All this narrative housekeeping culminates in the titular finale in Yunkai. Daenerys Targaryen, having engineered the city’s liberation, is hailed as ‘Mhysa’—mother—by a sea of formerly enslaved people who lift her onto their shoulders. Directed with sweeping grandeur by David Nutter, it is a visually stunning and emotionally resonant conclusion, designed to send audiences into the hiatus on a note of unadulterated triumph. It was, and remains, a powerful piece of cinema.

Yet, this very scene later became a locus of potent controversy. In the years following, a increasingly loud and influential segment of “woke” critics levelled accusations of the ‘White Saviour’ trope, noting the stark visual contrast between the pale, silver-haired Daenerys and the darker-skinned extras (a practical consequence of filming in Morocco). In response, George R. R. Martin and the show’s defenders argued, somewhat awkwardly, that slavery in Essos was conceived as a class-based, not race-based, institution in the books. The defence felt like a retrospective attempt to align the imagery with modern sensibilities, highlighting the inherent tension between the scene’s intended epic heroism and its potentially problematic optics.
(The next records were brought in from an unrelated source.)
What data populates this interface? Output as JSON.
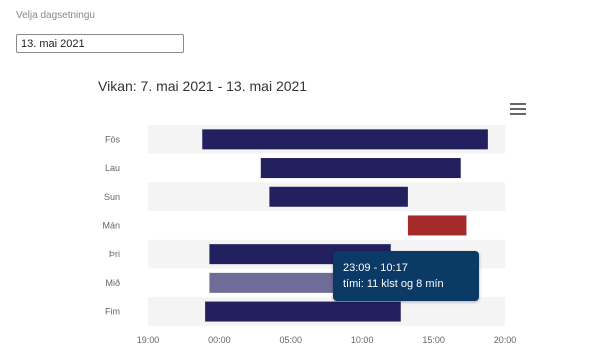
{
  "date_picker": {
    "label": "Velja dagsetningu",
    "value": "13. mai 2021"
  },
  "chart_data": {
    "type": "bar",
    "orientation": "horizontal",
    "title": "Vikan: 7. mai 2021 - 13. mai 2021",
    "categories": [
      "Fim",
      "Mið",
      "Þri",
      "Mán",
      "Sun",
      "Lau",
      "Fös"
    ],
    "category_display": [
      "Fim",
      "Mið",
      "Þri",
      "Mán",
      "Sun",
      "Lau",
      "Fös"
    ],
    "x_ticks": [
      "19:00",
      "00:00",
      "05:00",
      "10:00",
      "15:00",
      "20:00"
    ],
    "x_range_hours_from_19": [
      0,
      25
    ],
    "series": [
      {
        "bars": [
          {
            "category": "Fim",
            "start": 4.0,
            "end": 17.7,
            "color": "#22205e"
          },
          {
            "category": "Mið",
            "start": 4.3,
            "end": 16.2,
            "color": "#6f6d97"
          },
          {
            "category": "Þri",
            "start": 4.3,
            "end": 17.0,
            "color": "#22205e"
          },
          {
            "category": "Mán",
            "start": 18.2,
            "end": 22.3,
            "color": "#a52a2a"
          },
          {
            "category": "Sun",
            "start": 8.5,
            "end": 18.2,
            "color": "#22205e"
          },
          {
            "category": "Lau",
            "start": 7.9,
            "end": 21.9,
            "color": "#22205e"
          },
          {
            "category": "Fös",
            "start": 3.8,
            "end": 23.8,
            "color": "#22205e"
          }
        ]
      }
    ],
    "tooltip": {
      "line1": "23:09 - 10:17",
      "line2": "tími: 11 klst og 8 mín"
    },
    "grid": "alternating-row-bands"
  }
}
Ultimately, Mhysa was well-received upon airing, securing strong ratings and generally positive reviews that acknowledged its solid craftsmanship. Critics, however, universally conceded it could not hope to match the gut-punch of its predecessor. Its function was inherently reactive: to clear the debris, take stock, and point tentatively toward future horizons. The worst has already happened; the surviving protagonists are largely in states of recovery or transit. In this, the episode serves as crucial, if undramatic, emotional counterprogramming. After the unrelenting nihilism of the Red Wedding, we are given Yara’s courage, Bran’s purpose, Davos’s persuasive integrity, and Dany’s victory. It is a necessary palliative, a bridge between trauma and the next chapter. But a bridge, no matter how sturdily constructed, is rarely as thrilling as the cataclysm that necessitated its building. Mhysa is competent, often beautiful, and strategically vital, but it stands as the first clear sign that even Game of Thrones could not indefinitely sustain the altitude it had so spectacularly achieved.